There does not appear to be evidence of blatant rigging, as alleged by some, but I provided a non-exhaustive list of fourteen reasons to be concerned that the results were manipulated in some way.
I recently stumbled across a 15th reason in this interview with gangster-politician Gayton McKenzie:
In the interview [full, original version here] conducted in January 2022, McKenzie confidently predicts that the ANC would get 41% in the national elections scheduled for 2024.
McKenzie is a criminal of many talents, but a poker face is not one of them and his absolute confidence is evident.
Given the deluge of pre-election ‘predictions’ of similarly low numbers that were published in the year before the elections, it may be easy to forget that in late 2021 the only credible national political polling company put the ANC’s support at slightly below 50% for local government elections. And the party was generally expected, based on past evidence, to perform worse at local than national level.

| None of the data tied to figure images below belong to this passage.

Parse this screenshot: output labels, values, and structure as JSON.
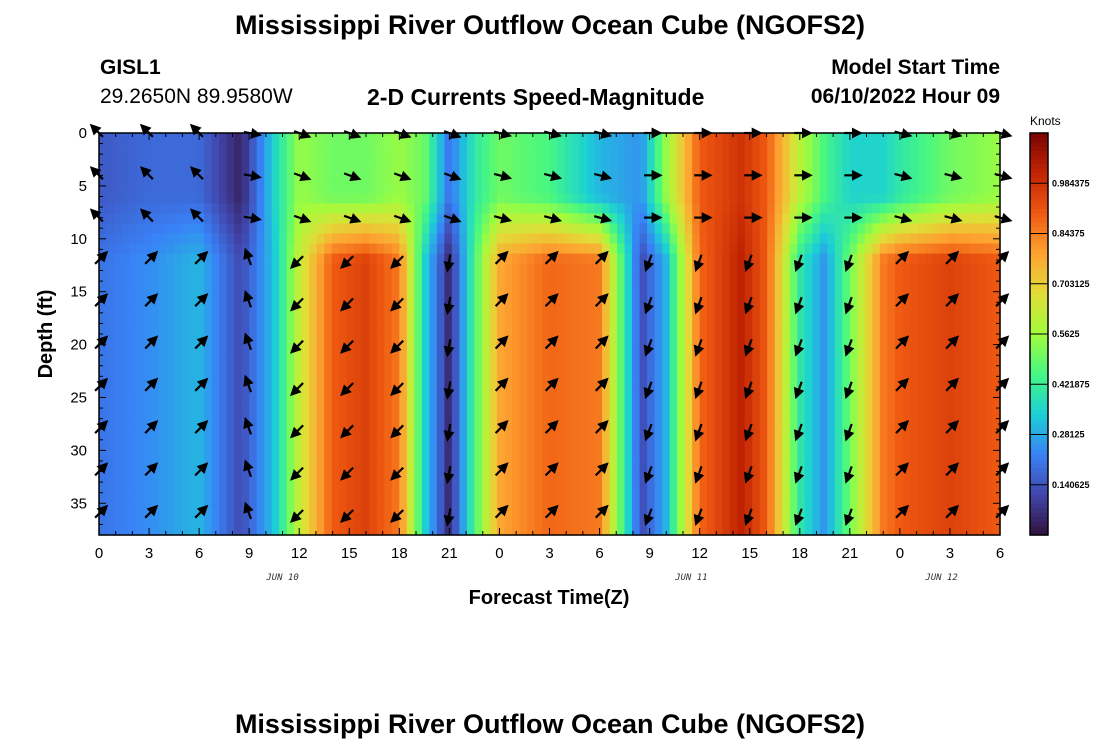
{
  "page": {
    "title_top": "Mississippi River Outflow Ocean Cube (NGOFS2)",
    "title_bottom": "Mississippi River Outflow Ocean Cube (NGOFS2)",
    "station_name": "GISL1",
    "coordinates": "29.2650N  89.9580W",
    "subtitle": "2-D Currents Speed-Magnitude",
    "model_start_label": "Model Start Time",
    "model_start_value": "06/10/2022 Hour 09"
  },
  "chart_data": {
    "type": "heatmap",
    "title": "2-D Currents Speed-Magnitude",
    "xlabel": "Forecast Time(Z)",
    "ylabel": "Depth (ft)",
    "x_ticks": [
      "0",
      "3",
      "6",
      "9",
      "12",
      "15",
      "18",
      "21",
      "0",
      "3",
      "6",
      "9",
      "12",
      "15",
      "18",
      "21",
      "0",
      "3",
      "6"
    ],
    "x_range_hours": [
      0,
      54
    ],
    "date_labels": [
      {
        "label": "JUN 10",
        "hour": 11
      },
      {
        "label": "JUN 11",
        "hour": 35.5
      },
      {
        "label": "JUN 12",
        "hour": 50.5
      }
    ],
    "y_ticks": [
      "0",
      "5",
      "10",
      "15",
      "20",
      "25",
      "30",
      "35"
    ],
    "y_range_ft": [
      0,
      38
    ],
    "colorbar": {
      "unit": "Knots",
      "range": [
        0,
        1.125
      ],
      "tick_labels": [
        "0.140625",
        "0.28125",
        "0.421875",
        "0.5625",
        "0.703125",
        "0.84375",
        "0.984375"
      ],
      "tick_values": [
        0.140625,
        0.28125,
        0.421875,
        0.5625,
        0.703125,
        0.84375,
        0.984375
      ]
    },
    "speed_model": {
      "time_hours": [
        0,
        3,
        6,
        8.5,
        10.5,
        12,
        14,
        16,
        18,
        19.5,
        21,
        22.5,
        24,
        27,
        30,
        32.5,
        34,
        36,
        38.5,
        40,
        42,
        43.5,
        45,
        47,
        48,
        51,
        54
      ],
      "deep_speed": [
        0.2,
        0.24,
        0.3,
        0.12,
        0.32,
        0.62,
        0.9,
        0.95,
        0.85,
        0.35,
        0.05,
        0.45,
        0.78,
        0.88,
        0.85,
        0.12,
        0.3,
        0.88,
        1.02,
        0.9,
        0.4,
        0.25,
        0.5,
        0.85,
        0.9,
        0.95,
        0.9
      ],
      "surface_speed": [
        0.15,
        0.18,
        0.18,
        0.04,
        0.35,
        0.55,
        0.5,
        0.5,
        0.55,
        0.5,
        0.2,
        0.4,
        0.5,
        0.45,
        0.3,
        0.25,
        0.55,
        0.9,
        0.98,
        0.9,
        0.6,
        0.45,
        0.35,
        0.35,
        0.4,
        0.5,
        0.55
      ]
    },
    "vector_depths_ft": [
      0,
      4,
      8,
      12,
      16,
      20,
      24,
      28,
      32,
      36
    ],
    "vector_times_hours": [
      0,
      3,
      6,
      9,
      12,
      15,
      18,
      21,
      24,
      27,
      30,
      33,
      36,
      39,
      42,
      45,
      48,
      51,
      54
    ],
    "vector_direction_model": [
      {
        "range_hours": [
          0,
          8
        ],
        "shallow_deg": 225,
        "deep_deg": 315
      },
      {
        "range_hours": [
          8,
          11
        ],
        "shallow_deg": 10,
        "deep_deg": 250
      },
      {
        "range_hours": [
          11,
          20
        ],
        "shallow_deg": 20,
        "deep_deg": 135
      },
      {
        "range_hours": [
          20,
          22.5
        ],
        "shallow_deg": 20,
        "deep_deg": 100
      },
      {
        "range_hours": [
          22.5,
          33
        ],
        "shallow_deg": 15,
        "deep_deg": 315
      },
      {
        "range_hours": [
          33,
          47
        ],
        "shallow_deg": 0,
        "deep_deg": 110
      },
      {
        "range_hours": [
          47,
          54
        ],
        "shallow_deg": 15,
        "deep_deg": 315
      }
    ]
  }
}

So McKenzie could not have been relying on public polling information. In the clip he explains his remarkable specificity and confidence by saying ‘I read a lot’. Well, I suspect I read a lot more than McKenzie on these subjects and there was nothing in early 2022 pointing to the ANC collapsing to 41% of the national vote.
Similar ‘predictions’ of the ANC’s collapse only emerged later in 2022, notably in the form of an article published in August by Daily Maverick. One of its editors, Ferial Haffajee, claimed that a recent IPSOS poll had found that ANC support had collapsed to 42%. The ANC’s collapse was foretold, said Haffajee:
But Haffajee was misrepresenting the facts. A cursory glance at the polling numbers showed that the 42% Haffajee was referring to, was of total respondents. But 21% of the respondents did not name a political party they would vote for, either because they said they would not vote (10%) or they refused to respond (7%) or they were not registered (4%). So the least controversial estimate of the ANC’s support, and typically the one that would be used to describe such results, would have been 53% (42 divided by 79). Leading to a dramatically different conclusion.1
It’s possible that Haffajee and all the Daily Maverick editors and proofreaders were so incompetent that they missed this glaring error but that seems unlikely. It was a major story. And Haffajee by that time was a very senior editor, having previously been editor-in-chief of the Mail and Guardian. So the more plausible conclusion is that it was a deliberate misrepresentation.
These facts simply add to the fourteen concerns I listed previously, suggesting that the 2024 election results were manipulated - potentially in a range of different ways - to achieve an outcome that had already been decided.
The fact, furthermore, that Gayton McKenzie secured a ministerial position despite having nowhere near enough votes to warrant it, merely adds to the suspicion that he had access to the people who were involved in these manipulations. And once again the name of Rob Hersov is the one that comes to mind. A good time to read what I have already written about him, if you haven’t already:
A similar point was made two weeks later by the executive director of the dubiously opaque ‘Inclusive Society Foundation’ which Haffajee described as a “an independent think-tank sympathetic to the ANC”. However, even then Haffajee presented this as merely a debate about how to interpret the numbers, rather than admitting she had misrepresented them.